Is history repeating itself?

With the ascendence of far-right populist politics, Scott Houghton explores parallels with the pre-war world of the 1930s.With the ascendence of far-right populist politics, Scott Houghton explores parallels with the pre-war world of the 1930s.

The far-right in Europe and the United States have been gathering pace for a number of years but only recently has it had such a sizeable place in modern politics, especially since the end of the Second World War.

They arrive at a time when many feel isolated by mainstream politics and where many feel that politicians don’t listen to them. They have garnered support from those still reeling from the consequences of the 2008 recession and a corresponding fall in living standards has added to the feelings of loss, fear, and isolation. For many in the United States, this has been ongoing since the 1970s. The election of Donald Trump as President of the United States in November 2016, as well as his authoritarian and racist rhetoric, has led many to ask an alarming question: is history repeating itself?

“What are we seeing now is a new kind of authoritarianism that has ceased on the inability of mainstream politicians to change the present system”

The answer in short is, to a certain degree. This is not the world of 1939 at the start of the Second World War, or even 1933 when the Nazis came to power. The world is wholly different, it’s by no means as militaristic or authoritarian, nor was it anywhere close to being a democracy.
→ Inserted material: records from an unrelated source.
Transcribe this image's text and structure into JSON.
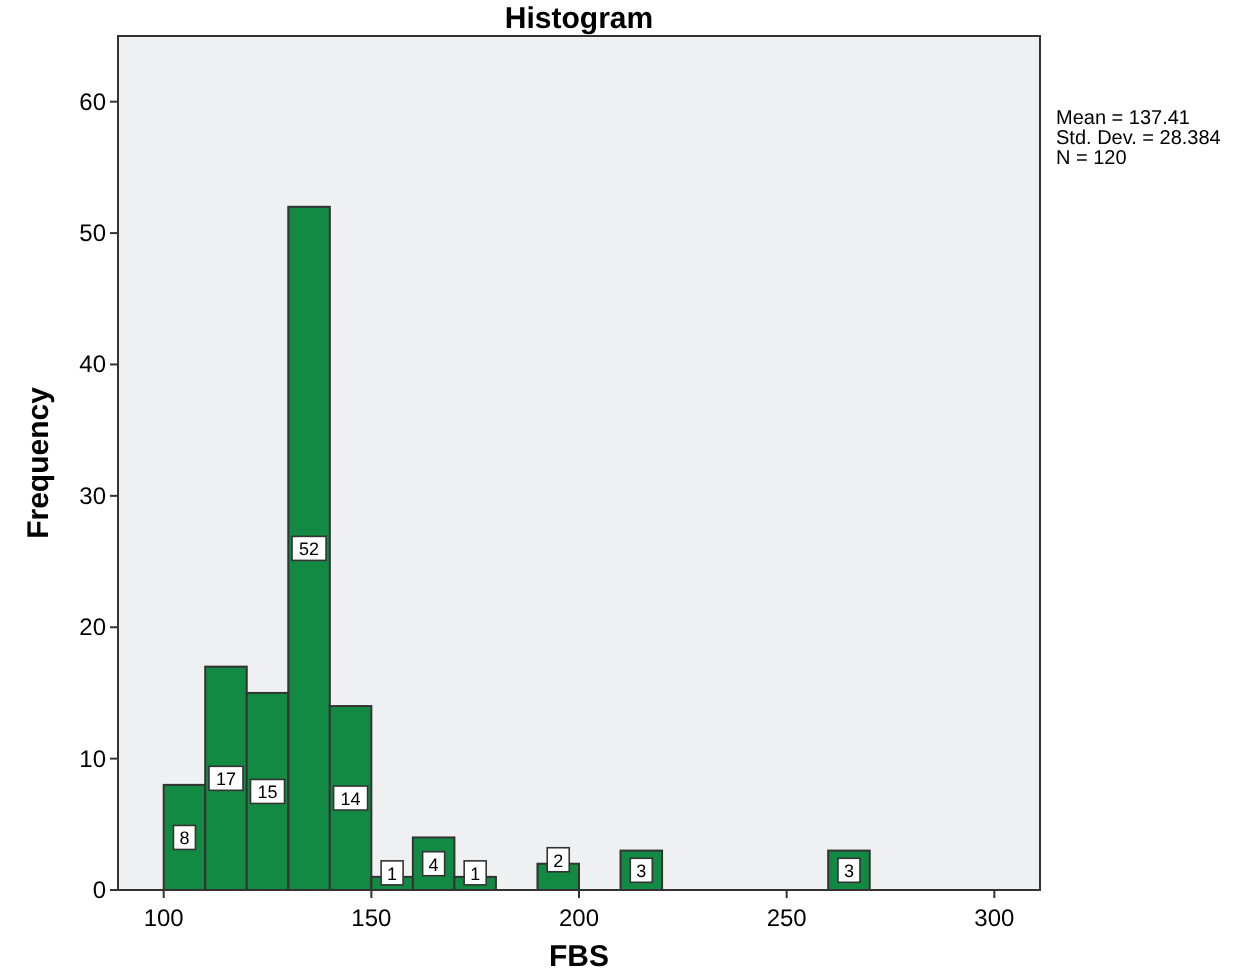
{
  "chart_data": {
    "type": "histogram",
    "title": "Histogram",
    "xlabel": "FBS",
    "ylabel": "Frequency",
    "bins": [
      100,
      110,
      120,
      130,
      140,
      150,
      160,
      170,
      180,
      190,
      200,
      210,
      220,
      230,
      240,
      250,
      260,
      270
    ],
    "values": [
      8,
      17,
      15,
      52,
      14,
      1,
      4,
      1,
      0,
      2,
      0,
      3,
      0,
      0,
      0,
      0,
      3
    ],
    "value_labels": [
      "8",
      "17",
      "15",
      "52",
      "14",
      "1",
      "4",
      "1",
      null,
      "2",
      null,
      "3",
      null,
      null,
      null,
      null,
      "3"
    ],
    "color": "#138a43",
    "xlim": [
      89,
      311
    ],
    "xticks": [
      100,
      150,
      200,
      250,
      300
    ],
    "ylim": [
      0,
      65
    ],
    "yticks": [
      0,
      10,
      20,
      30,
      40,
      50,
      60
    ],
    "grid": false,
    "annotations": [
      "Mean = 137.41",
      "Std. Dev. = 28.384",
      "N = 120"
    ]
  }
}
Germany, completely contradictory to its reputation now, was viewed as a barbaric militaristic nation in the nineteenth and early twentieth century. What is troubling about today is the rhetoric; again we see the same kind of divisive de-humanising language which has organisations such as Human Rights Watch and Amnesty International worried. The language which instead of address concerns with immigration in a sensible way has veered drastically towards the xenophobia of the 1930s.

“What is troubling about today is the rhetoric; again we see the same kind of divisive de-humanising language ”

Comparisons of Trump with Hitler are not as obvious between the comparisons of Trump to Putin in Russia, Erdogan in Turkey, or the dictator Lukashenko in Belarus, and nor do I see that with the other far-right leaders in Europe either such as Marine Le Pen in France, Geert Wilders in The Netherlands, or with UKIP here in the UK. What usually attracts these people is power for its own sake, instead of a definitive corresponding ideological commitment, like Hitler or Mussolini had. Instead these leaders claim to be working for the people when in reality what they favour is massive tax breaks for the wealthy, cutting of regulation like workers’ rights, and the curtailing of the press. Rather than engaging with public concerns over immigration rationally, they have exploited fears for their own gain.

In sum, we are now witnessing a return of the divisive and xenophobic language reminiscent of the 1930s in the wake of the Wall Street Crash in 1929, as a means to win power. Yet, this is not the 1930s. What are we seeing now is a new kind of authoritarianism that has ceased on the inability of mainstream politicians to change the present system. To catch a glimpse of the future, look towards Russia.